The goal is to inform the public and policymakers so they can make good decisions, Director Jim Youngquist told Arkansas Business late Tuesday.

“We feel like it’s pretty user friendly. … It’s just kind of a way of visually seeing what’s going on as opposed to looking at an Excel file with 2,000 numbers in it. We’ve become very visual. We don’t like to read anymore, very much,” he continued. “And so we feel like this is really a visual way for Arkansans, and for that matter anybody else that would be interested in it, to see what has the impact of COVID been on the state.”

A business continuity plan is featured on the dashboard’s homepage. 

“And that’s basically prepared so that a local business of any size could use that as kind of, ‘OK, here’s our situation. This is what we need to plan for,’ etcetera,” Youngquist said.

Younquist said the dashboard will allow users to compare Arkansas to bordering states and New Mexico, which — along with Arkansas and the states that border it — is included in the U.S. Department of Labor’s Southwest Region.

Data collected so far comes from interviews and surveys by AEDI researchers and interviews with 138 Arkansas chambers of commerce, Youngquist said.

Arkansas economist Michael Pakko has been providing quantitative data for the project — such as employment, tax revenue and tax collection figures — and schools have been providing educational data, such as how many students are receiving in-class instruction and how many are receiving virtual instruction. The AEDI is tracking the latter alongside the Arkansas Department of Education, Youngquist said.

The dashboard project is part of a larger initiative funded by a $300,000 grant from the U.S. Department of Commerce’s Economic Development Administration. The AEDI will use the money to create an Arkansas Recovery & Resiliency Plan and develop a history of the economic effects of COVID-19 on the state.

Youngquist added that, as part of the grant project, an advisory council of chamber representatives, business leaders, local and state government officials and members of Arkansas’ congressional delegation has been formed. The council will develop policy strategies that will help the state not only recover from the pandemic but be resilient going forward, he said.

“God forbid something like this happens again,” Youngquist said. “We’re able to respond and expect to respond to tornadoes and floods, but we really don’t know what our batting average is with all the other states when it comes to the pandemic.
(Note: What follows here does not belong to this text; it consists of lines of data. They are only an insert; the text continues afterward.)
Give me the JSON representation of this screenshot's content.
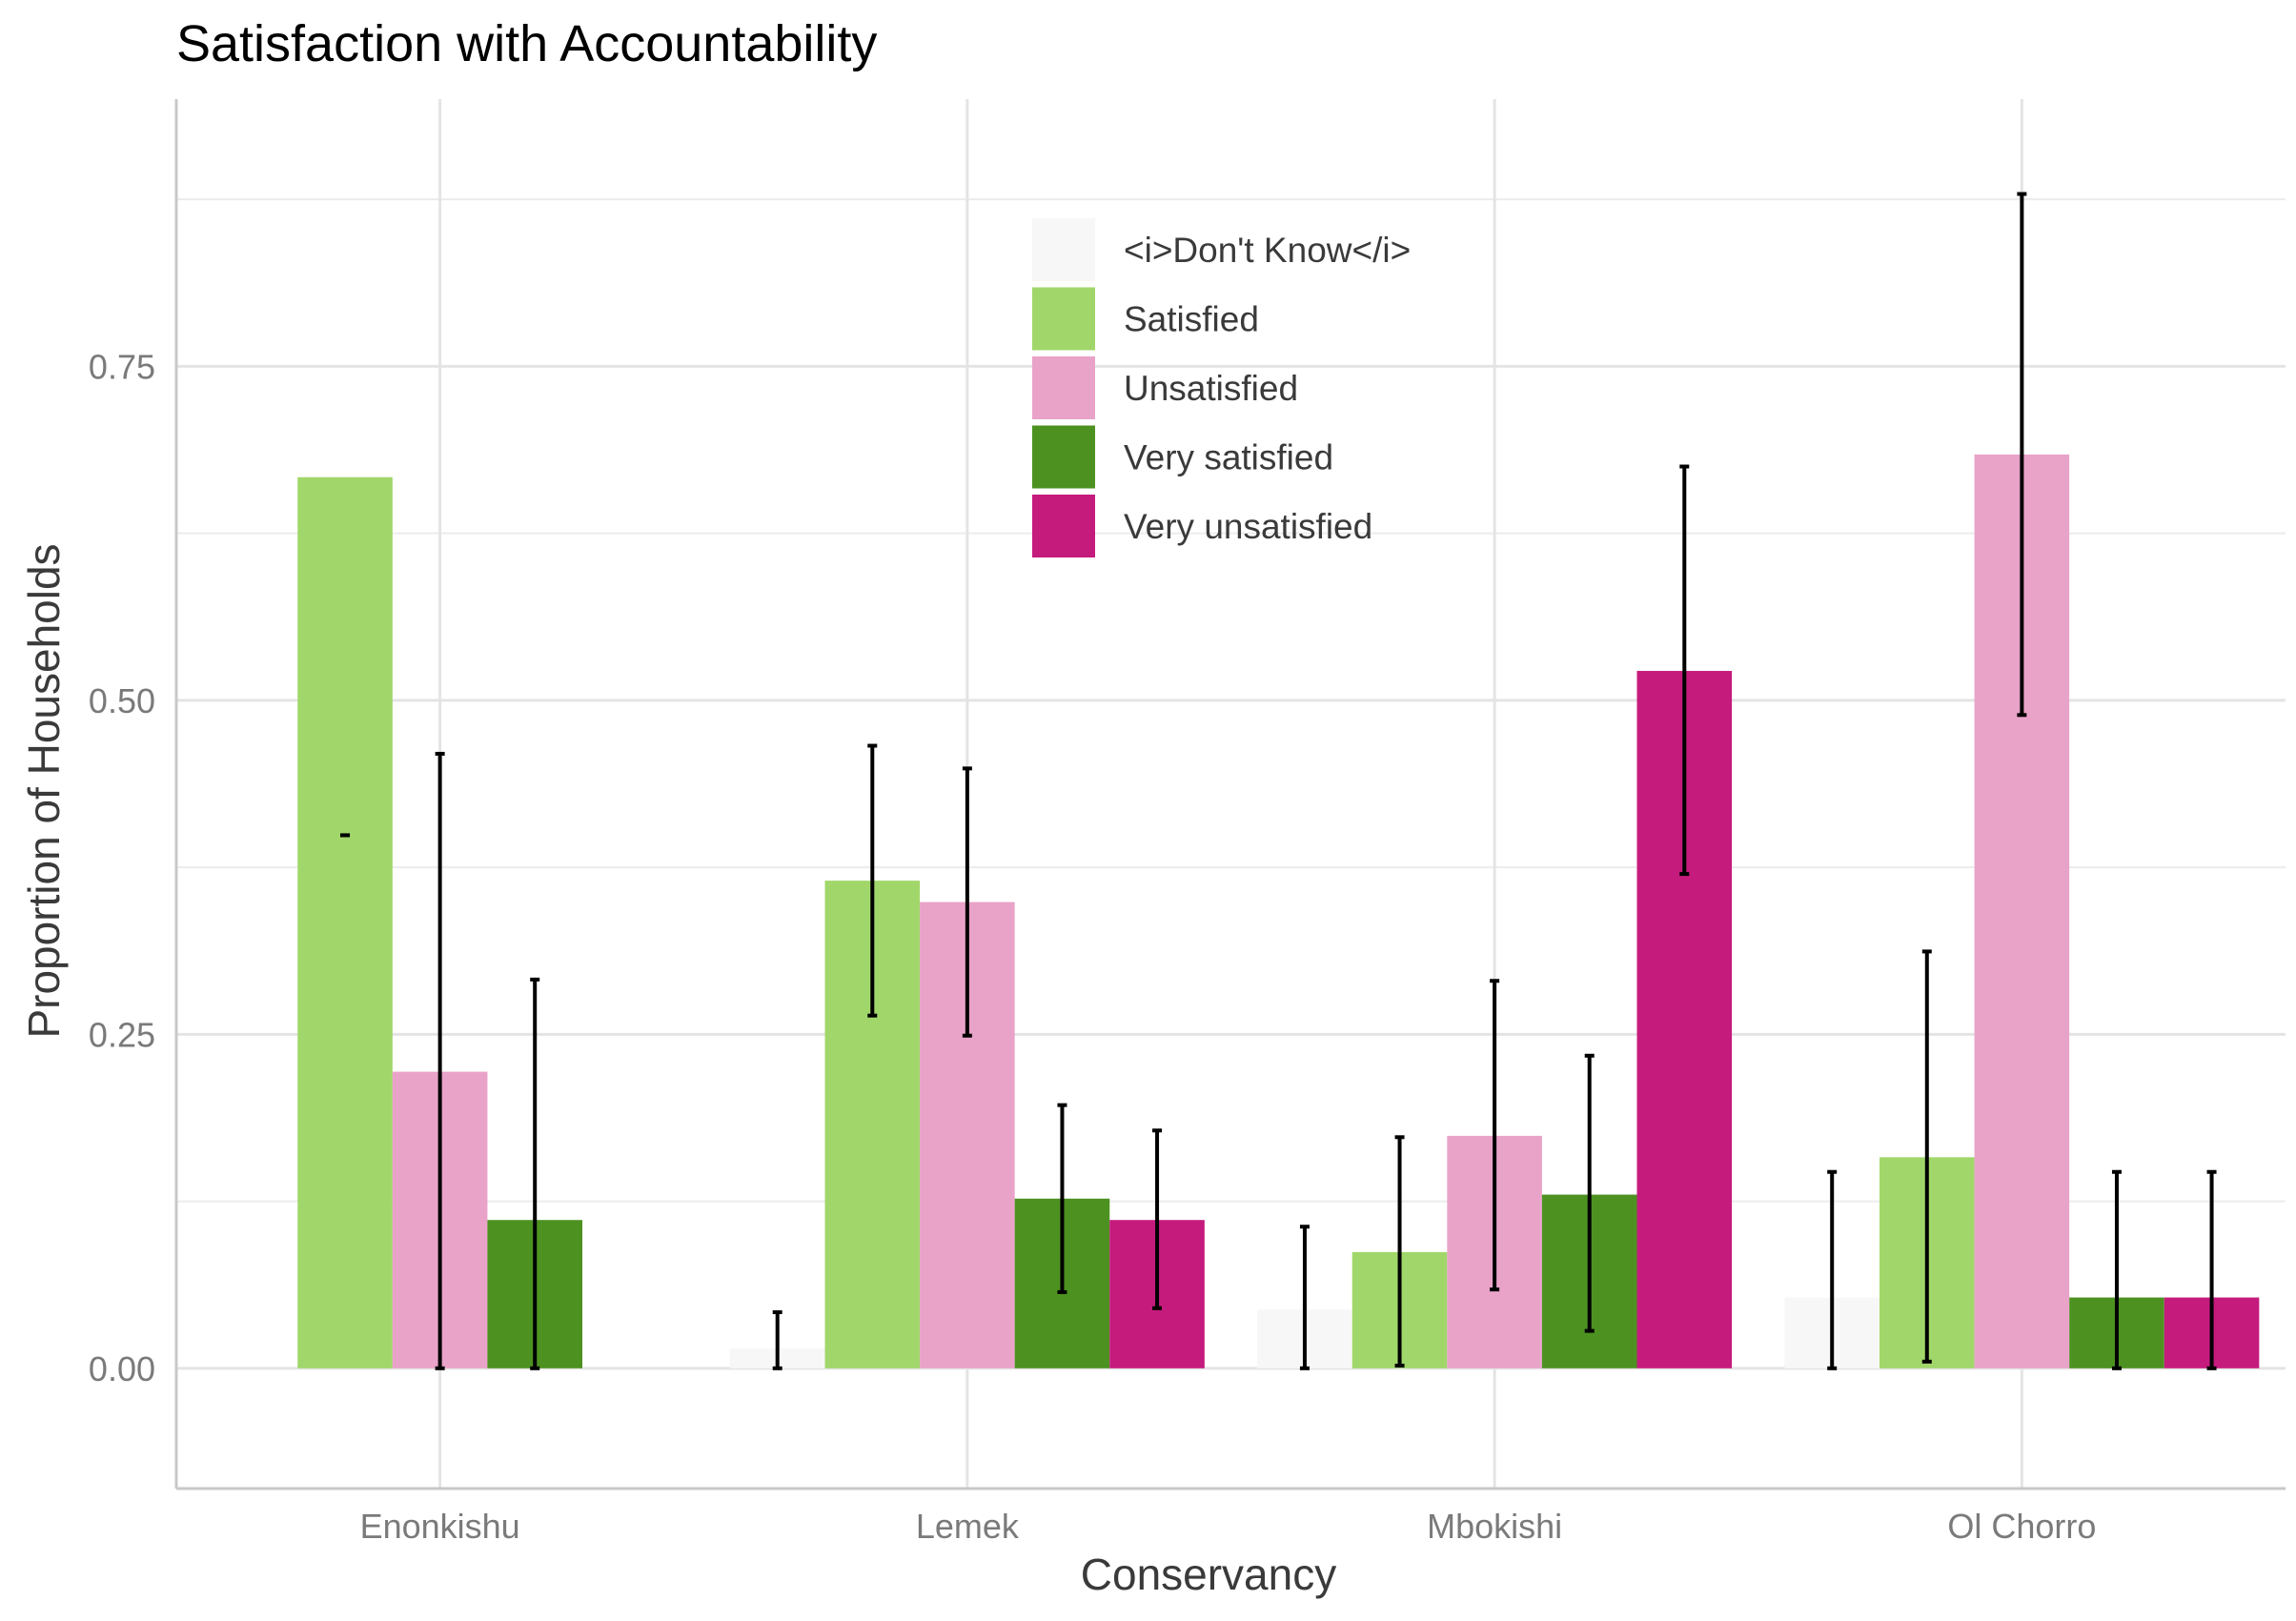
{
  "chart_data": {
    "type": "bar",
    "title": "Satisfaction with Accountability",
    "xlabel": "Conservancy",
    "ylabel": "Proportion of Households",
    "categories": [
      "Enonkishu",
      "Lemek",
      "Mbokishi",
      "Ol Chorro"
    ],
    "ylim": [
      -0.09,
      0.95
    ],
    "yticks": [
      0,
      0.25,
      0.5,
      0.75
    ],
    "ytick_labels": [
      "0.00",
      "0.25",
      "0.50",
      "0.75"
    ],
    "grid": true,
    "legend_position": "inside-top-center",
    "series": [
      {
        "name": "<i>Don't Know</i>",
        "color": "#f7f7f7",
        "values": [
          null,
          0.015,
          0.044,
          0.053
        ],
        "ci_low": [
          null,
          0.0,
          0.0,
          0.0
        ],
        "ci_high": [
          null,
          0.042,
          0.106,
          0.147
        ]
      },
      {
        "name": "Satisfied",
        "color": "#a1d76a",
        "values": [
          0.667,
          0.365,
          0.087,
          0.158
        ],
        "ci_low": [
          0.399,
          0.264,
          0.002,
          0.005
        ],
        "ci_high": [
          0.399,
          0.466,
          0.173,
          0.312
        ]
      },
      {
        "name": "Unsatisfied",
        "color": "#e9a3c9",
        "values": [
          0.222,
          0.349,
          0.174,
          0.684
        ],
        "ci_low": [
          0.0,
          0.249,
          0.059,
          0.489
        ],
        "ci_high": [
          0.46,
          0.449,
          0.29,
          0.879
        ]
      },
      {
        "name": "Very satisfied",
        "color": "#4d9221",
        "values": [
          0.111,
          0.127,
          0.13,
          0.053
        ],
        "ci_low": [
          0.0,
          0.057,
          0.028,
          0.0
        ],
        "ci_high": [
          0.291,
          0.197,
          0.234,
          0.147
        ]
      },
      {
        "name": "Very unsatisfied",
        "color": "#c51b7d",
        "values": [
          null,
          0.111,
          0.522,
          0.053
        ],
        "ci_low": [
          null,
          0.045,
          0.37,
          0.0
        ],
        "ci_high": [
          null,
          0.178,
          0.675,
          0.147
        ]
      }
    ]
  }
}
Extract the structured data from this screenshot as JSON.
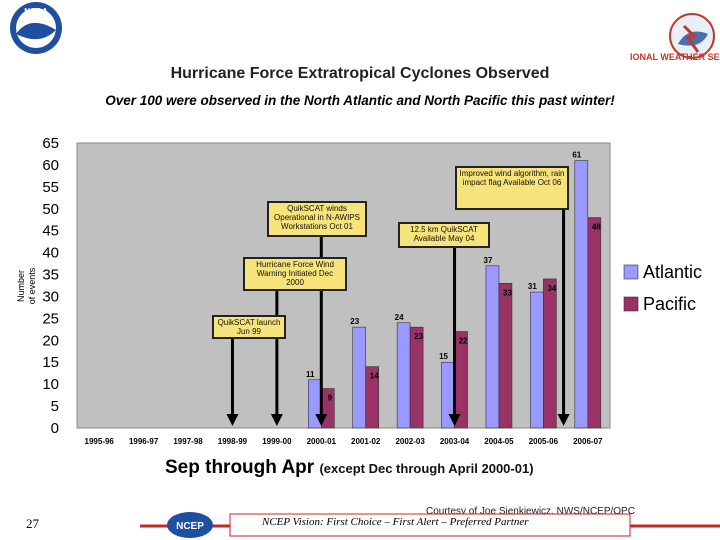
{
  "header": {
    "title": "Hurricane Force Extratropical Cyclones Observed",
    "subtitle": "Over 100 were observed in the North Atlantic and North Pacific this past winter!",
    "left_logo_text": "NOAA",
    "right_logo_text": "IONAL WEATHER SERV"
  },
  "chart_data": {
    "type": "bar",
    "ylabel": "Number of events",
    "xlabel": "Sep through Apr",
    "xlabel_note": "(except Dec through April 2000-01)",
    "ylim": [
      0,
      65
    ],
    "yticks": [
      "0",
      "5",
      "10",
      "15",
      "20",
      "25",
      "30",
      "35",
      "40",
      "45",
      "50",
      "55",
      "60",
      "65"
    ],
    "categories": [
      "1995-96",
      "1996-97",
      "1997-98",
      "1998-99",
      "1999-00",
      "2000-01",
      "2001-02",
      "2002-03",
      "2003-04",
      "2004-05",
      "2005-06",
      "2006-07"
    ],
    "series": [
      {
        "name": "Atlantic",
        "color": "#9999ff",
        "values": [
          0,
          0,
          0,
          0,
          0,
          11,
          23,
          24,
          15,
          37,
          31,
          61
        ]
      },
      {
        "name": "Pacific",
        "color": "#993366",
        "values": [
          0,
          0,
          0,
          0,
          0,
          9,
          14,
          23,
          22,
          33,
          34,
          48
        ]
      }
    ],
    "legend": "right",
    "plot_background": "#c0c0c0",
    "annotations": [
      {
        "text": "QuikSCAT launch Jun 99",
        "target_category": "1998-99"
      },
      {
        "text": "Hurricane Force Wind Warning Initiated Dec 2000",
        "target_category": "1999-00"
      },
      {
        "text": "QuikSCAT winds Operational in N-AWIPS Workstations Oct 01",
        "target_category": "2000-01"
      },
      {
        "text": "12.5 km QuikSCAT Available May 04",
        "target_category": "2003-04"
      },
      {
        "text": "Improved wind algorithm, rain impact flag Available Oct 06",
        "target_category": "2005-06"
      }
    ]
  },
  "footer": {
    "page_number": "27",
    "courtesy": "Courtesy of Joe Sienkiewicz, NWS/NCEP/OPC",
    "vision": "NCEP Vision: First Choice – First Alert – Preferred Partner",
    "logo_text": "NCEP"
  }
}
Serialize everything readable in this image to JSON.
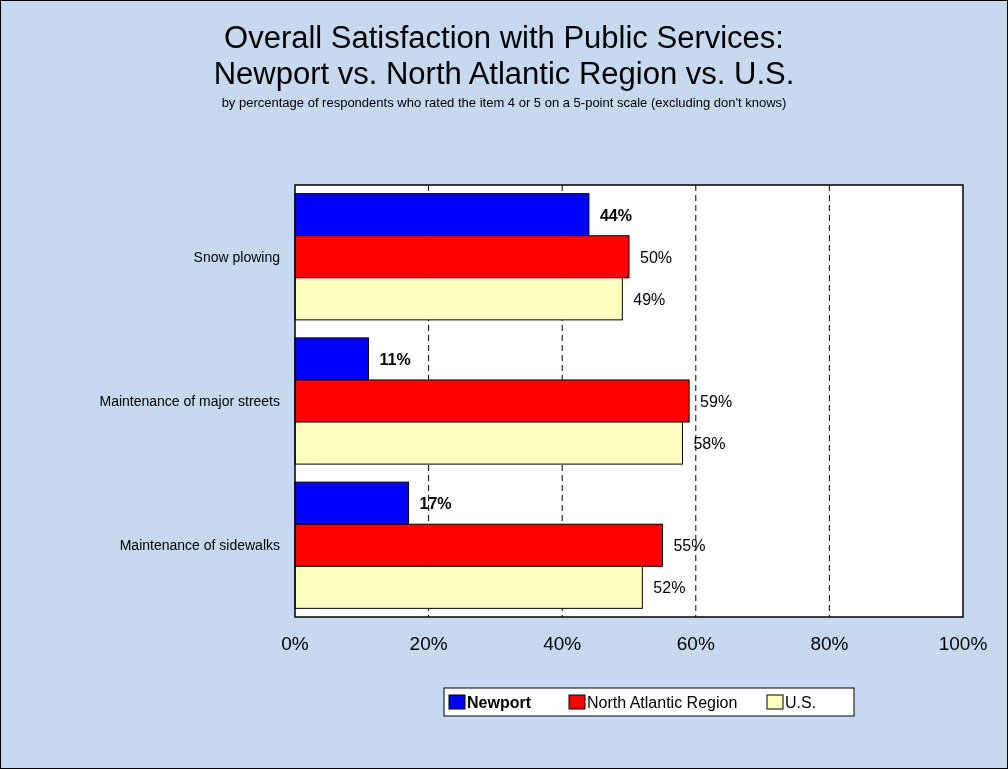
{
  "chart_data": {
    "type": "bar",
    "orientation": "horizontal",
    "title": "Overall Satisfaction with Public Services:\nNewport vs. North Atlantic Region vs. U.S.",
    "subtitle": "by percentage of respondents who rated the item 4 or 5 on a 5-point scale (excluding don't knows)",
    "categories": [
      "Snow plowing",
      "Maintenance of major streets",
      "Maintenance of sidewalks"
    ],
    "series": [
      {
        "name": "Newport",
        "color": "#0000ff",
        "values": [
          44,
          11,
          17
        ],
        "value_labels": [
          "44%",
          "11%",
          "17%"
        ]
      },
      {
        "name": "North Atlantic Region",
        "color": "#ff0000",
        "values": [
          50,
          59,
          55
        ],
        "value_labels": [
          "50%",
          "59%",
          "55%"
        ]
      },
      {
        "name": "U.S.",
        "color": "#ffffc0",
        "values": [
          49,
          58,
          52
        ],
        "value_labels": [
          "49%",
          "58%",
          "52%"
        ]
      }
    ],
    "xlim": [
      0,
      100
    ],
    "xticks": [
      {
        "value": 0,
        "label": "0%"
      },
      {
        "value": 20,
        "label": "20%"
      },
      {
        "value": 40,
        "label": "40%"
      },
      {
        "value": 60,
        "label": "60%"
      },
      {
        "value": 80,
        "label": "80%"
      },
      {
        "value": 100,
        "label": "100%"
      }
    ],
    "grid": "x",
    "line_style": "dashed",
    "legend": "bottom"
  }
}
That’s a totally different ballgame. 

“So what we’ve done is we decided that we needed a place, a central point, and we developed this dashboard to document everything.”

Youngquist said most of the data the AEDI has now is state-level data, but “what we’re trying to do now, on a regional and local basis, is work with our partners to see if we can break that down further to the local level because, if we can do that, that would be even more helpful to the individual communities.” 

The AEDI will work with communities throughout the state to develop new databases that specifically address the challenges and concerns facing Arkansas communities. It’s also partnering with the Delta Center for Economic Development at Arkansas State University and eight EDA Planning and Economic Development Districts in Arkansas to provide training, documentation, resources and planning for local government, schools, small businesses, the health care community and other entities affected by the pandemic.